Although finals season is rapidly approaching, I wanted to use this much-needed fall break as an opportunity to totally unwind and indulge in the books I’ve been aching to read but just haven’t had a moment to touch over the course of this disorienting and all-too-busy semester. Despite this holiday only being a week, I managed to not only binge the entirety of Netflix’s recent holiday special, “Dash and Lily,” but to also get through a couple of books. Here are my thoughts on them:
- “The Bluest Eye” by Toni Morrison.
It’s indisputable that Toni Morrison is one of the greatest writers in contemporary American literature. She constructs raw and awe-inspiring narratives that are stamped with her unique voice and identity on every page, all while tapping into a universal and shared humanity that brings insight and compassion into issues surrounding love, marriage, womanhood, parenthood, race, gender and class. Needless to say, I adore her.
This brings me to “The Bluest Eye,” her debut novel. In this particular story, Morrison touches on the overarching theme of beauty, framing it from the perspective of the young, neglected Pecola, who believes that beauty will bring her happiness, peace and contentment in a life full of loneliness and misery.

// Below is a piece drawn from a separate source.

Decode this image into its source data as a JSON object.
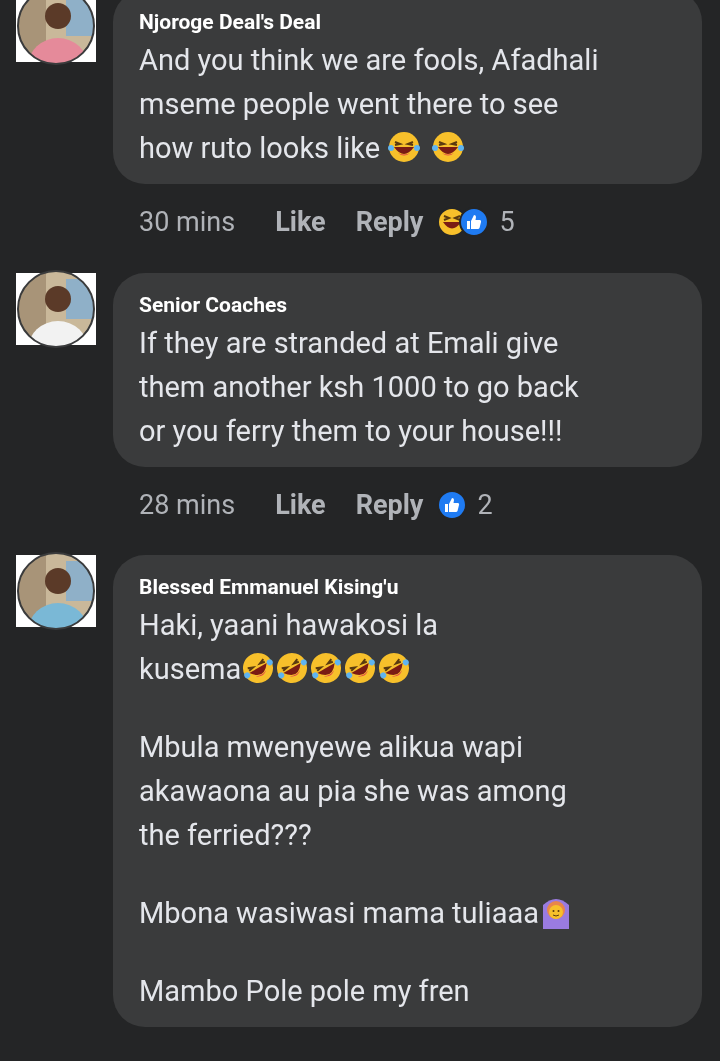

The narrative is beautifully crafted, not just bringing depth, nuance and humanity to every character, but also providing a one-of-kind evaluation of the way one’s surrounding community and atmosphere affects self-perception. It also offers a much-needed commentary on the divisions that arise within the scopes of race and class, underlined with Morrison’s signature use of magical realism. It’s both enchanting and deeply haunting.

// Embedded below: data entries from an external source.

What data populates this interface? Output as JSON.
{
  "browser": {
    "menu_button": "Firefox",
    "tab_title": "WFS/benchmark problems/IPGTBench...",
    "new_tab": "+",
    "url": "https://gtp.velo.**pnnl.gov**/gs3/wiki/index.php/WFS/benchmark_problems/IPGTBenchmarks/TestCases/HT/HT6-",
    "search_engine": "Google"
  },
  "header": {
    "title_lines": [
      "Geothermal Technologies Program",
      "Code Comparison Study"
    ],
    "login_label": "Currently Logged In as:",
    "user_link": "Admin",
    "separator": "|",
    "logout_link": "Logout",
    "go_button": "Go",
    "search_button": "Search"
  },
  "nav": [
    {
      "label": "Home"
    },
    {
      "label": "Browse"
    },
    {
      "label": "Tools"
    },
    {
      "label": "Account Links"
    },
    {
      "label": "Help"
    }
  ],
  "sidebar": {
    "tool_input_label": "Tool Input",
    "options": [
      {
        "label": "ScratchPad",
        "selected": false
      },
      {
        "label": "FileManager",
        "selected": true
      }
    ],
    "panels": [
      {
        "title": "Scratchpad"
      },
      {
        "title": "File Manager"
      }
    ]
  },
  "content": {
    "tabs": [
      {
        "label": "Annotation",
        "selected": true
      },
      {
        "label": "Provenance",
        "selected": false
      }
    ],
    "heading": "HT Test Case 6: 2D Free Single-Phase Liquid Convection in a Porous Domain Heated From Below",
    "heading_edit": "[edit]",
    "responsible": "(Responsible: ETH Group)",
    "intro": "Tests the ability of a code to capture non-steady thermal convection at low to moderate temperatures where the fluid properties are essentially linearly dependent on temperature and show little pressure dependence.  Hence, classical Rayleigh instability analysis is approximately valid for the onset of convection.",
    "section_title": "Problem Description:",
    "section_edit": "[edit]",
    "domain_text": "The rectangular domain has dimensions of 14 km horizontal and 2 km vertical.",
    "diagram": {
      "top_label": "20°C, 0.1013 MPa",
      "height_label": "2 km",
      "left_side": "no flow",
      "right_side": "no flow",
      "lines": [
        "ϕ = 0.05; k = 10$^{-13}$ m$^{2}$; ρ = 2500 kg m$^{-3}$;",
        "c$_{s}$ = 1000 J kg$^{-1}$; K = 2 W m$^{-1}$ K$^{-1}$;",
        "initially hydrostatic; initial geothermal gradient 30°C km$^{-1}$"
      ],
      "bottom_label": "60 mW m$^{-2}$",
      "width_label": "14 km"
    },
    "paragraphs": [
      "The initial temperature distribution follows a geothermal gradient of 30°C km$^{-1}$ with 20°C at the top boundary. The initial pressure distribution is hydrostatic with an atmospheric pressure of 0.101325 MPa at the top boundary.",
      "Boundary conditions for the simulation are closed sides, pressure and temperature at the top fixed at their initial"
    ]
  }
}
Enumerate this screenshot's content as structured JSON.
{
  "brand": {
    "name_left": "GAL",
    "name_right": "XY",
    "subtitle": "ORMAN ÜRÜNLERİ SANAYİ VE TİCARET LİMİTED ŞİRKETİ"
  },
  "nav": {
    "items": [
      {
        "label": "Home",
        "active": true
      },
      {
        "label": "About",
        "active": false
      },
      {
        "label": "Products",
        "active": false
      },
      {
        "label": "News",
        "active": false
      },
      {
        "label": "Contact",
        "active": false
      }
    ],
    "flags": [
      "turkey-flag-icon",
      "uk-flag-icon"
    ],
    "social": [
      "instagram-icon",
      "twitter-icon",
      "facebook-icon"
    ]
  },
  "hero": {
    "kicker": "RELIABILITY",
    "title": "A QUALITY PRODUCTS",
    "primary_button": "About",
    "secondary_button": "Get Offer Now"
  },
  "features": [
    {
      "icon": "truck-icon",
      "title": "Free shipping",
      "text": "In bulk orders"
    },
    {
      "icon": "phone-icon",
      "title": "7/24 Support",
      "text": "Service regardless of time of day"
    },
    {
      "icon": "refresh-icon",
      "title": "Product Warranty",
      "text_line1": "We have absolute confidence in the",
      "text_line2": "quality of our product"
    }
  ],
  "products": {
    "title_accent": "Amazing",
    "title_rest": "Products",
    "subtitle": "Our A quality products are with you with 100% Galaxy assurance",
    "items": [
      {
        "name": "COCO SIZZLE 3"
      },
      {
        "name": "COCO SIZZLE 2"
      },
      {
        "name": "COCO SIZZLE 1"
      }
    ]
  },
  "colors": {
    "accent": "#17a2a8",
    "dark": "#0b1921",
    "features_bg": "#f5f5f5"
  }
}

While it’s laden with heavy themes like death, abuse, sexual assault and incest (if you’re a survivor of abuse or trauma, I advise that you read with caution), I found it more direct and comprehensible than “Beloved” (the book famous for winning Morrison a Nobel Prize and another must-read). It’s a wonderful introduction to the style and nature of her writing and a good starting point if you’re interested in diving into her entire body of work.
- “home body” by Rupi Kaur.
I have to admit that I pre-ordered a copy of “home body” months ago. I admire Rupi Kaur for a couple of reasons: 1) she knows how to uniquely and thoughtfully condense and express the human experience, and 2) she’s a role model to young South Asian women particularly because she has found immense success in pursuing poetry, writing and other creative endeavors.
“home body” is a thoughtful and provocative response to the tumultuous circumstances that we’re living through, both on a larger, societal level as well as an individual and personal level. Kaur explores a wide variety of themes, most of which overlap with her previous collections, “milk and honey” and “the sun and her flowers.” It also really speaks to the ups and downs of social isolation, along with social commentary on the fight for racial justice.
However, it seems that “home body” is wrapped in another layer of intimacy that reveals so much about Kaur’s own life, experiences and healing process. I think this collection is another step closer to her uncovering her own raw artistic voice as she toes the line between both wholly inclusive and authentic. The collection also offers its reader the same kind of catharsis you would expect from reading Rupi Kaur’s poetry and, as always, most of the poems are paired with lovely line drawings and illustrations.
Overall, it’s a nice, light read that temporarily takes a bit of the heaviness out of the strange world we’re living in right now.
Hopefully, by the end of the winter holidays, I’ll have more books to report back on. Otherwise, go support your local bookstore or library by checking out these titles!